Single by Snakehips and MØ
- Released: 6 January 2017
- Recorded: 2016
- Genre: EDM-pop
- Length: 3:34
- Label: Sony
- Songwriter(s): Oliver Dickenson; James David; Joe Janiak; Cass Lowe; Negin Djafari; Rachel Keen; Cory Enemy; Karen Marie Ørsted;
- Producer(s): Snakehips; Joe Janiak; Cass Lowe; Cory Enemy; Shaun Barrett; Alex Raymond;

Snakehips singles chronology
| "Burn Break Crash" (2016) | "Don't Leave" (2017) | "How U Feel" (2017) |

MØ singles chronology
| "Drum" (2016) | "Don't Leave" (2017) | "9 (After Coachella)" (2017) |

Music video
- "Don't Leave" on YouTube

= Don't Leave (Snakehips and MØ song) =

"Don't Leave" is a song by British duo Snakehips and Danish singer MØ. It was released on 6 January 2017 through Sony Music.
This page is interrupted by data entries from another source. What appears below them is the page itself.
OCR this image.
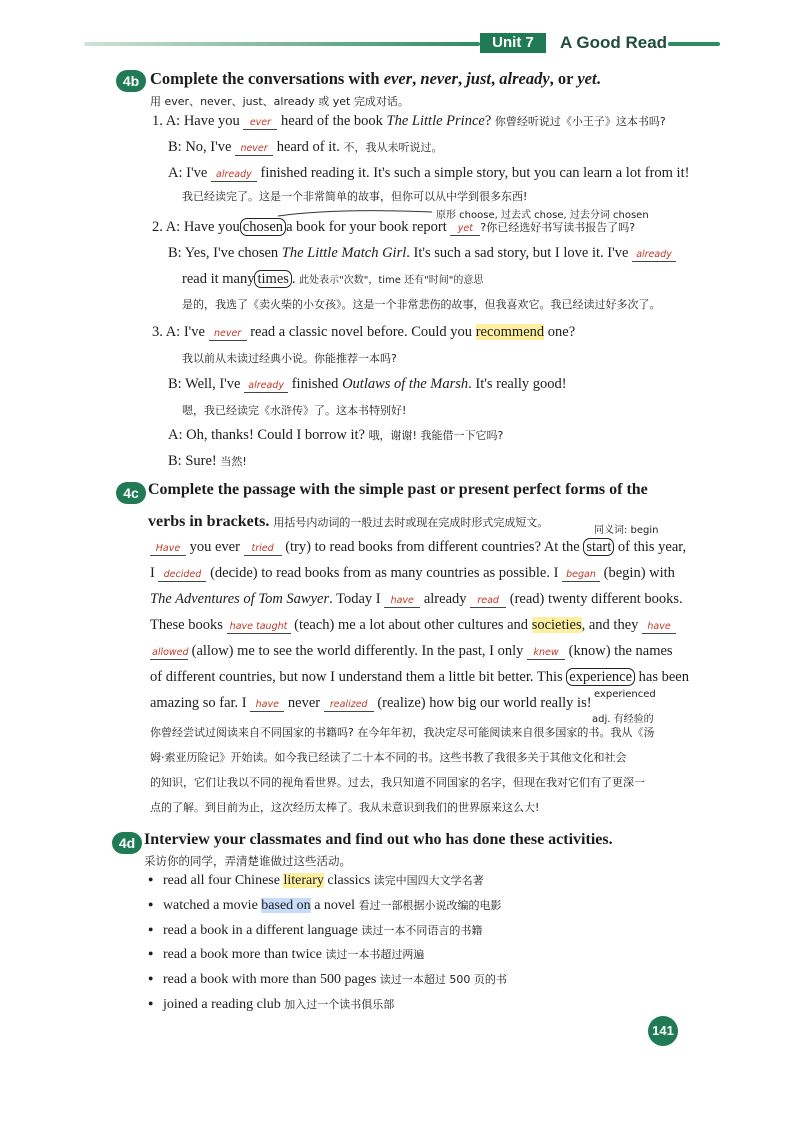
Unit 7	A Good Read
4b Complete the conversations with ever, never, just, already, or yet.
用 ever、never、just、already 或 yet 完成对话。
1. A: Have you ever heard of the book The Little Prince? 你曾经听说过《小王子》这本书吗?
B: No, I've never heard of it. 不，我从未听说过。
A: I've already finished reading it. It's such a simple story, but you can learn a lot from it!
我已经读完了。这是一个非常简单的故事，但你可以从中学到很多东西!
原形 choose, 过去式 chose, 过去分词 chosen
2. A: Have you chosen a book for your book report yet ?你已经选好书写读书报告了吗?
B: Yes, I've chosen The Little Match Girl. It's such a sad story, but I love it. I've already
read it many times . 此处表示"次数"，time 还有"时间"的意思
是的，我选了《卖火柴的小女孩》。这是一个非常悲伤的故事，但我喜欢它。我已经读过好多次了。
3. A: I've never read a classic novel before. Could you recommend one?
我以前从未读过经典小说。你能推荐一本吗?
B: Well, I've already finished Outlaws of the Marsh. It's really good!
嗯，我已经读完《水浒传》了。这本书特别好!
A: Oh, thanks! Could I borrow it? 哦，谢谢! 我能借一下它吗?
B: Sure! 当然!
4c Complete the passage with the simple past or present perfect forms of the
verbs in brackets. 用括号内动词的一般过去时或现在完成时形式完成短文。
同义词: begin
Have you ever tried (try) to read books from different countries? At the start of this year,
I decided (decide) to read books from as many countries as possible. I began (begin) with
The Adventures of Tom Sawyer. Today I have already read (read) twenty different books.
These books have taught (teach) me a lot about other cultures and societies, and they have
allowed (allow) me to see the world differently. In the past, I only knew (know) the names
of different countries, but now I understand them a little bit better. This experience has been
experienced
amazing so far. I have never realized (realize) how big our world really is!
adj. 有经验的
你曾经尝试过阅读来自不同国家的书籍吗? 在今年年初，我决定尽可能阅读来自很多国家的书。我从《汤
姆·索亚历险记》开始读。如今我已经读了二十本不同的书。这些书教了我很多关于其他文化和社会
的知识，它们让我以不同的视角看世界。过去，我只知道不同国家的名字，但现在我对它们有了更深一
点的了解。到目前为止，这次经历太棒了。我从未意识到我们的世界原来这么大!
4d Interview your classmates and find out who has done these activities.
采访你的同学，弄清楚谁做过这些活动。
● read all four Chinese literary classics 读完中国四大文学名著
● watched a movie based on a novel 看过一部根据小说改编的电影
● read a book in a different language 读过一本不同语言的书籍
● read a book more than twice 读过一本书超过两遍
● read a book with more than 500 pages 读过一本超过 500 页的书
● joined a reading club 加入过一个读书俱乐部
141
The song was co-written by Joe Janiak, Negin Djafari, Rachel Keen (better known by her stage name Raye), and co-produced by Snakehips, Joe Janiak, and Cass Lowe, who also co-wrote AlunaGeorge's 2016 song "I Remember". "Don't Leave" was accompanied by a lyric video upon its release.

==Music video==
The official music video for the song was released through Snakehips YouTube account on 19 January 2017, and it was directed by Malia James. The music video features sequences of MØ alongside Italian model Francesco Cuizza.

==Charts==
===Weekly charts===

"Don't Leave" weekly chart performance
| Chart (2017) | Peak position |
|---|---|
| Australia (ARIA) | 11 |
| Austria (Ö3 Austria Top 40) | 62 |
| Belgium (Ultratip Bubbling Under Flanders) | 1 |
| Belgium (Ultratip Bubbling Under Wallonia) | 9 |
| Canada (Canadian Hot 100) | 52 |
| Czech Republic (Rádio – Top 100) | 20 |
| Czech Republic (Singles Digitál Top 100) | 60 |
| Denmark (Tracklisten) | 11 |
| France (SNEP) | 139 |
| Germany (GfK) | 84 |
| Ireland (IRMA) | 23 |
| Italy (FIMI) | 80 |
| Netherlands (Single Top 100) | 67 |
| New Zealand (Recorded Music NZ) | 16 |
| Norway (VG-lista) | 20 |
| Portugal (AFP) | 68 |
| Scotland (OCC) | 18 |
| Slovakia (Rádio Top 100) | 49 |
| Slovakia (Singles Digitál Top 100) | 40 |
| Sweden (Sverigetopplistan) | 78 |
| Switzerland (Schweizer Hitparade) | 78 |
| UK Singles (OCC) | 27 |

===Year-end charts===

"Don't Leave" year-end chart performance
| Chart (2017) | Position |
|---|---|
| Australia (ARIA) | 57 |
| Denmark (Tracklisten) | 69 |

==Certifications==

"Don't Leave" certifications
| Region | Certification | Certified units/sales |
| Australia (ARIA) | 2× Platinum | 140,000^{‡} |
| Canada (Music Canada) | Platinum | 80,000^{‡} |
| Denmark (IFPI Danmark) | Platinum | 90,000^{‡} |
| New Zealand (RMNZ) | 2× Platinum | 60,000^{‡} |
| United Kingdom (BPI) | Gold | 400,000^{‡} |
| United States (RIAA) | Platinum | 1,000,000^{‡} |
^{‡} Sales+streaming figures based on certification alone.